Once you’re gone, given their emotional state, your loved ones will appreciate detailed information on how to handle your immediate arrangements.  Leave a letter of instruction with those closest to you with particulars such as:

  • Who to notify- which relatives, friends, or co-workers will want to know
  • Funeral preferences- what kind of service, casket, officiant, music, or donation requests
  • What would you like your obituary to say?
  • Is there anything you do NOT want to have as part of your arrangements?

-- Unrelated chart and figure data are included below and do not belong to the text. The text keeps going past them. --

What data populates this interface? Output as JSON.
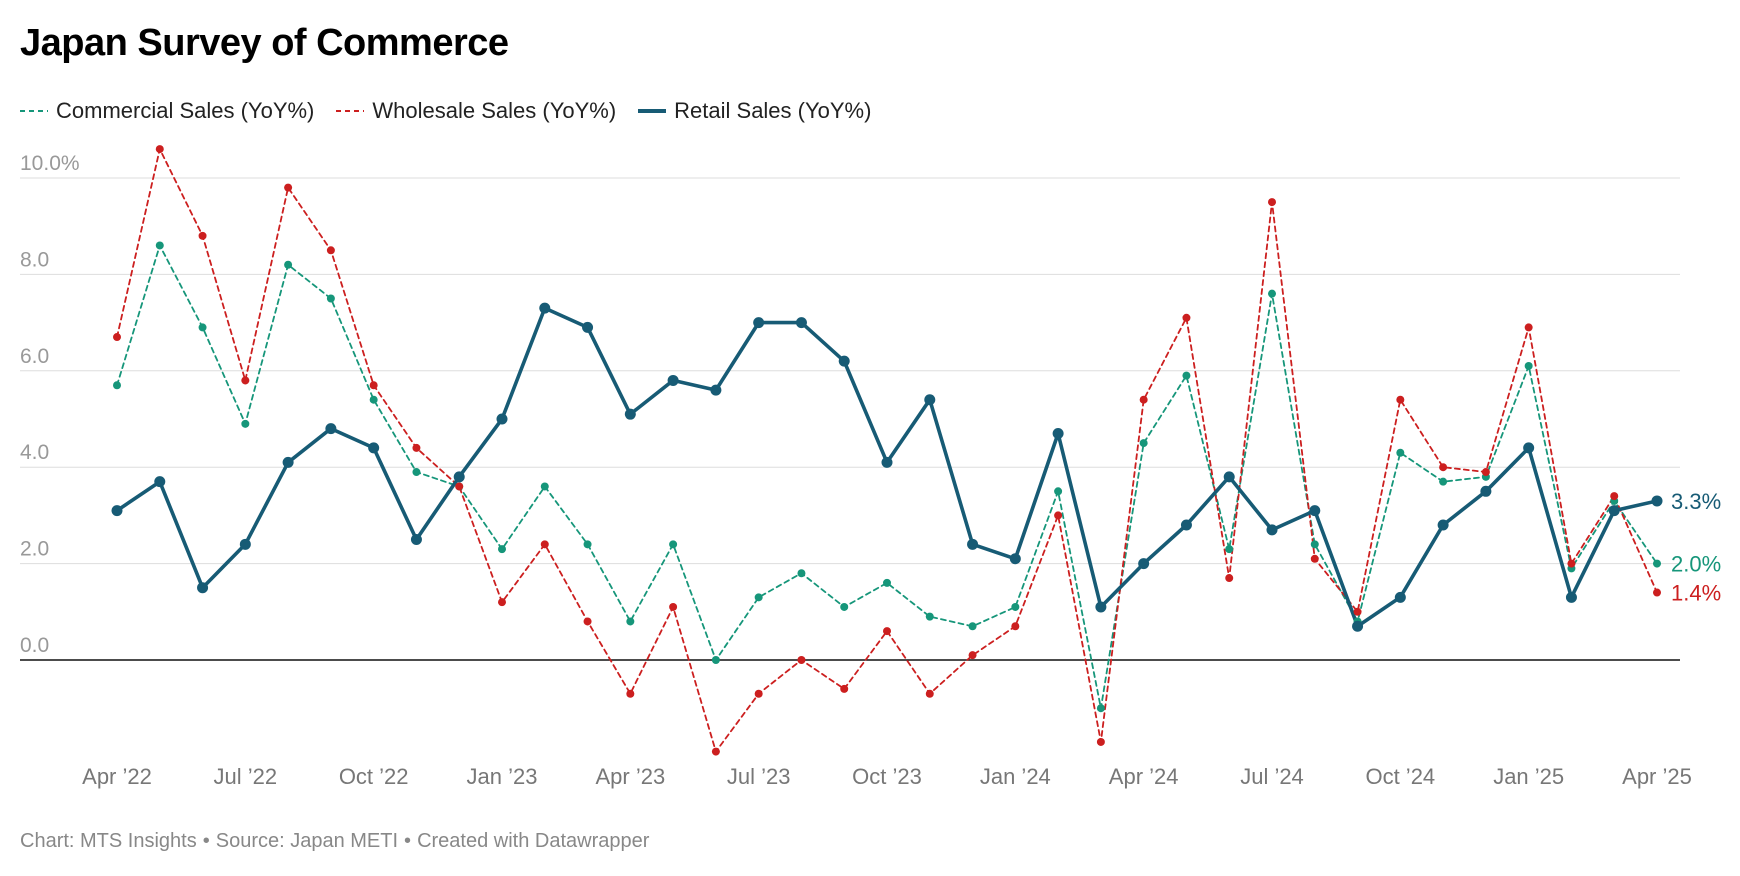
{
  "title": "Japan Survey of Commerce",
  "footer": {
    "chart_credit": "Chart: MTS Insights",
    "source": "Source: Japan METI",
    "created_with": "Created with Datawrapper",
    "separator": "•"
  },
  "chart_data": {
    "type": "line",
    "title": "Japan Survey of Commerce",
    "xlabel": "",
    "ylabel": "",
    "ylim": [
      -2.0,
      10.0
    ],
    "y_ticks": [
      0,
      2,
      4,
      6,
      8,
      10
    ],
    "y_tick_labels": [
      "0.0",
      "2.0",
      "4.0",
      "6.0",
      "8.0",
      "10.0%"
    ],
    "x": [
      "2022-04",
      "2022-05",
      "2022-06",
      "2022-07",
      "2022-08",
      "2022-09",
      "2022-10",
      "2022-11",
      "2022-12",
      "2023-01",
      "2023-02",
      "2023-03",
      "2023-04",
      "2023-05",
      "2023-06",
      "2023-07",
      "2023-08",
      "2023-09",
      "2023-10",
      "2023-11",
      "2023-12",
      "2024-01",
      "2024-02",
      "2024-03",
      "2024-04",
      "2024-05",
      "2024-06",
      "2024-07",
      "2024-08",
      "2024-09",
      "2024-10",
      "2024-11",
      "2024-12",
      "2025-01",
      "2025-02",
      "2025-03",
      "2025-04"
    ],
    "x_tick_labels": [
      "Apr ’22",
      "Jul ’22",
      "Oct ’22",
      "Jan ’23",
      "Apr ’23",
      "Jul ’23",
      "Oct ’23",
      "Jan ’24",
      "Apr ’24",
      "Jul ’24",
      "Oct ’24",
      "Jan ’25",
      "Apr ’25"
    ],
    "grid": true,
    "legend_position": "top-left",
    "series": [
      {
        "name": "Commercial Sales (YoY%)",
        "color": "#16967a",
        "style": "dashed",
        "end_label": "2.0%",
        "values": [
          5.7,
          8.6,
          6.9,
          4.9,
          8.2,
          7.5,
          5.4,
          3.9,
          3.6,
          2.3,
          3.6,
          2.4,
          0.8,
          2.4,
          0.0,
          1.3,
          1.8,
          1.1,
          1.6,
          0.9,
          0.7,
          1.1,
          3.5,
          -1.0,
          4.5,
          5.9,
          2.3,
          7.6,
          2.4,
          0.8,
          4.3,
          3.7,
          3.8,
          6.1,
          1.9,
          3.3,
          2.0
        ]
      },
      {
        "name": "Wholesale Sales (YoY%)",
        "color": "#cc1f1f",
        "style": "dashed",
        "end_label": "1.4%",
        "values": [
          6.7,
          10.6,
          8.8,
          5.8,
          9.8,
          8.5,
          5.7,
          4.4,
          3.6,
          1.2,
          2.4,
          0.8,
          -0.7,
          1.1,
          -1.9,
          -0.7,
          0.0,
          -0.6,
          0.6,
          -0.7,
          0.1,
          0.7,
          3.0,
          -1.7,
          5.4,
          7.1,
          1.7,
          9.5,
          2.1,
          1.0,
          5.4,
          4.0,
          3.9,
          6.9,
          2.0,
          3.4,
          1.4
        ]
      },
      {
        "name": "Retail Sales (YoY%)",
        "color": "#175b75",
        "style": "solid",
        "end_label": "3.3%",
        "values": [
          3.1,
          3.7,
          1.5,
          2.4,
          4.1,
          4.8,
          4.4,
          2.5,
          3.8,
          5.0,
          7.3,
          6.9,
          5.1,
          5.8,
          5.6,
          7.0,
          7.0,
          6.2,
          4.1,
          5.4,
          2.4,
          2.1,
          4.7,
          1.1,
          2.0,
          2.8,
          3.8,
          2.7,
          3.1,
          0.7,
          1.3,
          2.8,
          3.5,
          4.4,
          1.3,
          3.1,
          3.3
        ]
      }
    ]
  }
}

Planning these out ahead of time is a loving gift to leave your family.

Nuts and Bolts

Finally, going back to financial organization (which probably doesn’t seem so bad now in comparison), the better organized you are in life, the easier things will be for your loved ones.  In a safe place, keep a master list of what you own and who you owe, your login information including security questions, locations of important documents like your will, trusts, birth certificate, marriage certificate, and military discharge papers; information on pension survivor benefit information and life insurance policies; location of deeds and car titles; copies of tax returns; and contacts for your attorney, tax preparer, financial planner or other professionals- and be sure to tell those who will be responsible where the list is, or give them a copy.

Estate planning is arguably the most uncomfortable topic in financial planning; it takes a lot of time, discussion, and can be unpleasant to think about.  Given its importance though, I encourage you to fight the natural urge to procrastinate and get it done.  The relief you feel will be worth it.